Timidi fanciulli o bucanieri della musica che siano, gli Stash Raiders nel divertente Saving Pandora si avventurano alla ricerca di Pandora, il loro furgoncino-macchina-del-tempo smarrito nello spazio. «Raccontiamo questo viaggio nel tempo e nelle galassie. Anche il nostro primo album Apocalyptipop descriveva un viaggio. Durante questo percorso facciamo delle tappe, incontriamo personaggi. Ogni tappa è un episodio. È un concept album, come quelli che faceva Frank Zappa e che oggi, quando tutto è mordi e fuggi, non si realizzano più».

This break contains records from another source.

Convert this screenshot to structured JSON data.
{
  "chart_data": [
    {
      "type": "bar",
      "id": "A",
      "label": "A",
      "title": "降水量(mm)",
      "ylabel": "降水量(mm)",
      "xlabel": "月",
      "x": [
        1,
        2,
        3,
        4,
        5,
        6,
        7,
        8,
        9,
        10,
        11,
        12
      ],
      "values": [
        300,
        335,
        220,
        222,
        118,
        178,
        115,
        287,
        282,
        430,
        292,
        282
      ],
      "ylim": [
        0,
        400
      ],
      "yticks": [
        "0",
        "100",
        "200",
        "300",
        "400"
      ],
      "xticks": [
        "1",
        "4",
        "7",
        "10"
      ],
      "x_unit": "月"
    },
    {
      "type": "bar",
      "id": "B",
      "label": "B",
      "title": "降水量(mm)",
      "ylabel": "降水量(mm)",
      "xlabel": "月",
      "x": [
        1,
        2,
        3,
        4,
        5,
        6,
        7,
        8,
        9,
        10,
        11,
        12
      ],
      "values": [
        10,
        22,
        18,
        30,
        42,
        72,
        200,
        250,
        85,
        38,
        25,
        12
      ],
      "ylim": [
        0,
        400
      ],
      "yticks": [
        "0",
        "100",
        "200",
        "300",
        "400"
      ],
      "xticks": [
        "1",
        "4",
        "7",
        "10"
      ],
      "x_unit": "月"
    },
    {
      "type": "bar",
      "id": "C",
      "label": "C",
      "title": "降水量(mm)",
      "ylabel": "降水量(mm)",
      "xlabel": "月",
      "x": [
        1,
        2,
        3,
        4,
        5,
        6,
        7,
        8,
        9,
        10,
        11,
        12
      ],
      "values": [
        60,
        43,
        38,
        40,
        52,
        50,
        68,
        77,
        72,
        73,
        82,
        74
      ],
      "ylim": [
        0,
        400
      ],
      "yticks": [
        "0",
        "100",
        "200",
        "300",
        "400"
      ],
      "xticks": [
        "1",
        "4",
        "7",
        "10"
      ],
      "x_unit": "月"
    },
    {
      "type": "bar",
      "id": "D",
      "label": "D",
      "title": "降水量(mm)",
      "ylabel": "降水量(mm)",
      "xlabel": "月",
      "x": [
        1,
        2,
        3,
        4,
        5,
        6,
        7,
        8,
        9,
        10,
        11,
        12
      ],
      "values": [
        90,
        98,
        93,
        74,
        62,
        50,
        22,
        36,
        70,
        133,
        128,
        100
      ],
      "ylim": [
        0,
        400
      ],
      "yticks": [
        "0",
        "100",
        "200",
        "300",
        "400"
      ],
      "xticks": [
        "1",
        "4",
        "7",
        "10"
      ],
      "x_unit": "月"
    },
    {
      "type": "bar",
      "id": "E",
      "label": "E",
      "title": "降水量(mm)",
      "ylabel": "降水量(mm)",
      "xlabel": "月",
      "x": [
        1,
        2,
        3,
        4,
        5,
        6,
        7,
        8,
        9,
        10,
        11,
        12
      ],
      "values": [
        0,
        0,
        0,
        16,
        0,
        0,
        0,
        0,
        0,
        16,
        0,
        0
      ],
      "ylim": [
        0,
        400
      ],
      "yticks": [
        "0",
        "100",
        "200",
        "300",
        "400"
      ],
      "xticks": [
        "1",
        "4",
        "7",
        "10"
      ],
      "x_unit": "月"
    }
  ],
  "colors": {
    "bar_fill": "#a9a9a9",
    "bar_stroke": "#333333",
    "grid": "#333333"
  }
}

Un viaggio bizzarro, stravagante, prodotto di un viaggio acido o di un documentario surrealista. Scopriamo i quattro nerd catanesi combattere con i pirati, fra cui il pericoloso pirata ottomano Haireddin, realmente vissuto, e di come la storiaccia si complichi quando vengono messe in mezzo una partita a Gwent (le citazioni da nerd sono degli easter eggs in tutto il disco) e una bottiglia di cognac. Poi vengono salvati dal capitano Nemo al largo dell’Isola del Pollo gigante e riescono a fuggire dall’abbraccio omologatore della Human Jungle Circle per rivendicare la propria autonomia e la propria diversità. Tema affrontato anche in The Clan Song, «critica feroce ai clan catanesi», dove per clan non bisogna intendere le famiglie mafiose ma i circoli chiusi, «le realtà sociali in cui si vive in gruppi, dove vige il pensiero unico e se si pensa diversamente si viene esclusi». Sintomo di un rapporto di odio e amore nei confronti della propria città: «Se siamo qui è perché amiamo Catania. Io vivevo a Bologna, ma sono voluto tornare», spiega Tilotta. «Sono tornato per cambiare la situazione, come la socialità chiusa, appunto. Siamo critici in maniera attiva, costruttiva».

L’annuncio del nuovo album in stile “Monkey Island”

Tant’è che il chitarrista Davide Iannitti ha anche messo su una etichetta discografica, la Hopeful Monsters Record, con la quale pubblica tutte le sue produzioni (e non solo) e, naturalmente, gli album degli Stash Raiders. «È l’unico modo per mantenere una indipendenza totale», spiega. «Seguire tutte le fasi di realizzazione di un disco e confezionare con le mie mani il prodotto finale è la garanzia di libertà e autonomia creativa».

Perché è questo l’obiettivo dei quattro nerd siciliani: vivere in piena libertà le loro fantastiche esperienze musicali. Perché sanno che, come diceva nonno Frank, «senza deviazione dalla norma il progresso non è possibile».